Mount Cavendish via Scotts Valley Reserve

Time: 3 hours and 30 minues (includes a lengthy morning tea)
Distance: 5.3 km
Start: Bridle Path car park, Bridle Path Road
Finish: Same place (it's a loop)
Date: Friday 16th August 2024

Bridle Path car park 9am. A sterling turnout today (sans leather glove). With walking poles click-clacking like mad, we set off pronto - up the path for a meer 5 minutes or so,  before turning left onto an obvious - but unmarked - side track. A locked farm gate stopped us in our tracks. No signage. I think I caught a few unsettled mutterings as I hastily climbed over. This path has been technically closed since the 2011 earthquakes due to rockfall danger from the buffs above. It took some jollying along on my part, but eventually we all managed to either climb over the gate or squeeze through the fence somehow.

Once over this obstacle, there is a good track, once called the Morgan's valley sidle path, that runs along (the wrong side of) a protective fence, under the gondola and around the contour line. The fact that the fence has captured a few boulders over the years did not go unnoticed by our perspicascious party. At the wooden memorial seat, a right-hand turn onto yet another unmarked track took us straight up the grassy spur to a rocky outcrop. Pickering's Peak apparently. The terrain looked steep but was easier going that expected and there were plenty of stops to catch the breath and admire the views.  








From the outcrop, the track wound its way up to Summit Road through red volcanic rocks.  The wreckage of a car could be seen in the valley below. We took photos and zoomed in. It looked like it could have tumbled 100 meters from the road above us. Perhaps recently? The photos were too blurry to tell for sure. I meant to ring the police afterwards - but unfortunately I forgot. 

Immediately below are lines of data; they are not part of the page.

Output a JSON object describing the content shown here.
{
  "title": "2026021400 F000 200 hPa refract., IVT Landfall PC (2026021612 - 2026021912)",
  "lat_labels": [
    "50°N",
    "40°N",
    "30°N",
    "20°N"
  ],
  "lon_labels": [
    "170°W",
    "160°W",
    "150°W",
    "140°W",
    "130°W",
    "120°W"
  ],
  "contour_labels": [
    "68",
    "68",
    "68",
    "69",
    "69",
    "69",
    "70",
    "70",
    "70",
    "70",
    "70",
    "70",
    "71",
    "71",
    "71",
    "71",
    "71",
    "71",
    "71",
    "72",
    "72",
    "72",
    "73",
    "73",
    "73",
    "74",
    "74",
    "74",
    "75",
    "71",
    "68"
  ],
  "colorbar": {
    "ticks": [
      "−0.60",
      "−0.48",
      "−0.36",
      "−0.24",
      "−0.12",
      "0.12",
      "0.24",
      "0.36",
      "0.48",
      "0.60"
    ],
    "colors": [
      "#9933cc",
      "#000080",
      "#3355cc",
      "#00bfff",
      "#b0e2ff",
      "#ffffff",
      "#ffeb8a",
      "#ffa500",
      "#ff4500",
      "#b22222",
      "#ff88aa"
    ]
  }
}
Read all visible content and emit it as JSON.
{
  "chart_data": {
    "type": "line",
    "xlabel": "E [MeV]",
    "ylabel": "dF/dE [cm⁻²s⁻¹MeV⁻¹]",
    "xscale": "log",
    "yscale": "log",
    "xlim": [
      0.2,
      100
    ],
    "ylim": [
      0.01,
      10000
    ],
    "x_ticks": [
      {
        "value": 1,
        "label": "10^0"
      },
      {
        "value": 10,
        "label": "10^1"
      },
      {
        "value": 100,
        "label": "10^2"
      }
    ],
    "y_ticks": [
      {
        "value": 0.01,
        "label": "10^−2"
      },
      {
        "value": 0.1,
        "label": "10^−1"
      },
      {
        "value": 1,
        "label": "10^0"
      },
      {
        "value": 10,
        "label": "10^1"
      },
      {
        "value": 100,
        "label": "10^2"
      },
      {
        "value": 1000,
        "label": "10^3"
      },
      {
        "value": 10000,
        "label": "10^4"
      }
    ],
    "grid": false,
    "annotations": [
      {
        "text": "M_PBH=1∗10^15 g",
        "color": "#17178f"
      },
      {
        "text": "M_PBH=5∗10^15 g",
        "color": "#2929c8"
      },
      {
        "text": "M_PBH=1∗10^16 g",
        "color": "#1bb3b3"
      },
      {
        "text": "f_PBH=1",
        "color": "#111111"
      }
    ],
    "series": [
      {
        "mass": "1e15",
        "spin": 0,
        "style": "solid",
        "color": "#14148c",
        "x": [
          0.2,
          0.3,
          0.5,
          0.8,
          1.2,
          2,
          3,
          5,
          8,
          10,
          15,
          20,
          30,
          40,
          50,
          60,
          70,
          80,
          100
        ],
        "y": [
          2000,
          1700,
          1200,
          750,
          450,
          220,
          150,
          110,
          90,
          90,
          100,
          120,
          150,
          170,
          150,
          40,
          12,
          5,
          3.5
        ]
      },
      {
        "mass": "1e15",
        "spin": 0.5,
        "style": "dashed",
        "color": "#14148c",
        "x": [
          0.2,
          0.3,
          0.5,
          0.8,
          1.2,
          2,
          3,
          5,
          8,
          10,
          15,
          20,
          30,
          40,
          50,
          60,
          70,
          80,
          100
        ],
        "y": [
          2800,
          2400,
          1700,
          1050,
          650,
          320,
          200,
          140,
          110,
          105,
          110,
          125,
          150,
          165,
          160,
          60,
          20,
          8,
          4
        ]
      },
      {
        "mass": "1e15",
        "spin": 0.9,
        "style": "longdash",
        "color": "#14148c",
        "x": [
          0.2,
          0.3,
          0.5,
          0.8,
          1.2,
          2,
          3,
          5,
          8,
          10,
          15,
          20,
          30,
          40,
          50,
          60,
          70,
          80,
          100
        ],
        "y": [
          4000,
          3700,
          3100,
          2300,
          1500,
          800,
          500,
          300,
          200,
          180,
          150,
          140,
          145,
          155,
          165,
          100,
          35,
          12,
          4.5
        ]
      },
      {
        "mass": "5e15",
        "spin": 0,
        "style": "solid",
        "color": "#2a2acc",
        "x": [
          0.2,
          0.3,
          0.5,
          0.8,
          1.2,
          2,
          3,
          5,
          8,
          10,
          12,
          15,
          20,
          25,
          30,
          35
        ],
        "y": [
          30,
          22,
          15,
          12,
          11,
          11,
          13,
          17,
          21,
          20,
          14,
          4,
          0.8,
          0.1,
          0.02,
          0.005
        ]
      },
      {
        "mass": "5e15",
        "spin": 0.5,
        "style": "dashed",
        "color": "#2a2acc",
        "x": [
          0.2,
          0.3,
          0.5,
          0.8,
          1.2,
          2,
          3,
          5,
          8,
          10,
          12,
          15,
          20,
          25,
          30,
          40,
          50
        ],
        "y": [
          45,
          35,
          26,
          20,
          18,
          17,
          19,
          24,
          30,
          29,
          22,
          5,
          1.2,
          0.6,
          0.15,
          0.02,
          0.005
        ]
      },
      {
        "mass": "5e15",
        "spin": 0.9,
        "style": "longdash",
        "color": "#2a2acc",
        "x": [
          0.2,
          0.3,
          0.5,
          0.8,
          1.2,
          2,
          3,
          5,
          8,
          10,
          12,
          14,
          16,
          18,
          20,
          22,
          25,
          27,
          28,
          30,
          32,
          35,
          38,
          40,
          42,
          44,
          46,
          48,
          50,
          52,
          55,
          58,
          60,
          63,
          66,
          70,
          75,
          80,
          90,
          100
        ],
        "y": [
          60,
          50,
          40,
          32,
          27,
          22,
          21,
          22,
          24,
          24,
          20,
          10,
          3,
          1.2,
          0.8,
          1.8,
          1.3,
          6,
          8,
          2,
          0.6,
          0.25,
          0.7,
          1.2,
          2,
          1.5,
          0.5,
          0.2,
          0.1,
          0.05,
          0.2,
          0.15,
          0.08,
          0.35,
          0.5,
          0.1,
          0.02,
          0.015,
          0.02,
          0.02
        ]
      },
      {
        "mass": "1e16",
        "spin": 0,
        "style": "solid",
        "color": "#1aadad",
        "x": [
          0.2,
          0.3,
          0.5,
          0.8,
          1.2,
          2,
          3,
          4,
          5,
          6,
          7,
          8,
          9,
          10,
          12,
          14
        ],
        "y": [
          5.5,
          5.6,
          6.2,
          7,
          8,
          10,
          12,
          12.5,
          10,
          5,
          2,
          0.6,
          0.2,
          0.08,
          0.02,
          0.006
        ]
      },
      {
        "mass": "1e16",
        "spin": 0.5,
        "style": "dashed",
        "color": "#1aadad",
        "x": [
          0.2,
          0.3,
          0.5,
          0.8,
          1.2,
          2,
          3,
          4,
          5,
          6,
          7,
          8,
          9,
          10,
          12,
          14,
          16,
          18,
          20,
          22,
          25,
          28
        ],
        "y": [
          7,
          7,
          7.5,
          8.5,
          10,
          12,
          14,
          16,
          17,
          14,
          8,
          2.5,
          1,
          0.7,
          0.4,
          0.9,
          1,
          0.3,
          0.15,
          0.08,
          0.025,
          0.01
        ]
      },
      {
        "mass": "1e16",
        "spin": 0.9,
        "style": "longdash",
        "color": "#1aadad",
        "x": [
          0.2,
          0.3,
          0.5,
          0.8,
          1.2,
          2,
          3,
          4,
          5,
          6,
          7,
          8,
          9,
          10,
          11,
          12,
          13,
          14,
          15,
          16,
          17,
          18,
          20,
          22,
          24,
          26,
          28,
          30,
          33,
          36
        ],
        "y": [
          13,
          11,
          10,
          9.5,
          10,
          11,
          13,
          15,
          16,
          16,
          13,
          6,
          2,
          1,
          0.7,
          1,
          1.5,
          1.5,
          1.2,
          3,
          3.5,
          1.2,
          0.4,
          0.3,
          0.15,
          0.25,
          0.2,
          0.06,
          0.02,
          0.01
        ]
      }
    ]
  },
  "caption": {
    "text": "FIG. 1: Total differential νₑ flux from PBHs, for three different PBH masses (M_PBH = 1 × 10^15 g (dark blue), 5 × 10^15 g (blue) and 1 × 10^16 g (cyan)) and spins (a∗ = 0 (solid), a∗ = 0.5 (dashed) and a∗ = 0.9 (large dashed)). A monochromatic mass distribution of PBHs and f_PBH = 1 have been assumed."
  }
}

We popped out onto Summit Road directly under a spectacular example of a volcanic dyke (or is it dike?), where liquid magma flows up through a fissure in existing rock. A gentle reminder that the Port Hills are the remnants of a volcano complex that exploded about 11 - 6 million years ago. I only recognized the rocky protrusion as a dike when I saw the photos later on. We walked obliviously east along Summit Road (no cars here) for about five minutes to where there is a cattle stop and a number of track junctions. 

From various options, we chose the steep, wide, grassy track straight up the hill to the top of Mount Cavenish and the gondola edifice. According to Kā Huru Manu (the Ngāi Tahu mapping project) the hills above Lyttelton Harbour/Whakaraupo, including Mount Cavendish, are called Ōketeupoko ("Basket of Heads"). Named after a decisive victory by the invading Ngāi Tahu over the resident Ngāti Mamoe, and the subsequent placement of some victims heads in a kete (basket) on a rocky crag in the vicinity.


We lingered over coffee and date scones at the Gondola Cafe. We were here a couple of years ago and I'm pretty sure we got the same staff member serving us today. The plate with the date scones came swiftly towards us, and was deposited on the table with a stoney silence and an unceremonious thud. We looked at each other with shocked expressions and then returned to our wonderful conversation about the travels of our youth. 

We took the walkway back to the Canterbury Pioneer Women's Memorial ["On this spot the pioneer women of Canterbury and their families rested after their climb from the port of Lyttelton and gazed with awe but with courage upon the hills and plains of Canterbury where they were to make their homes"].  It was a quick scuttle down the steep bridle path. Apparently the effects of the gradient can be eased by leaning back slightly and tucking your bottom inwards.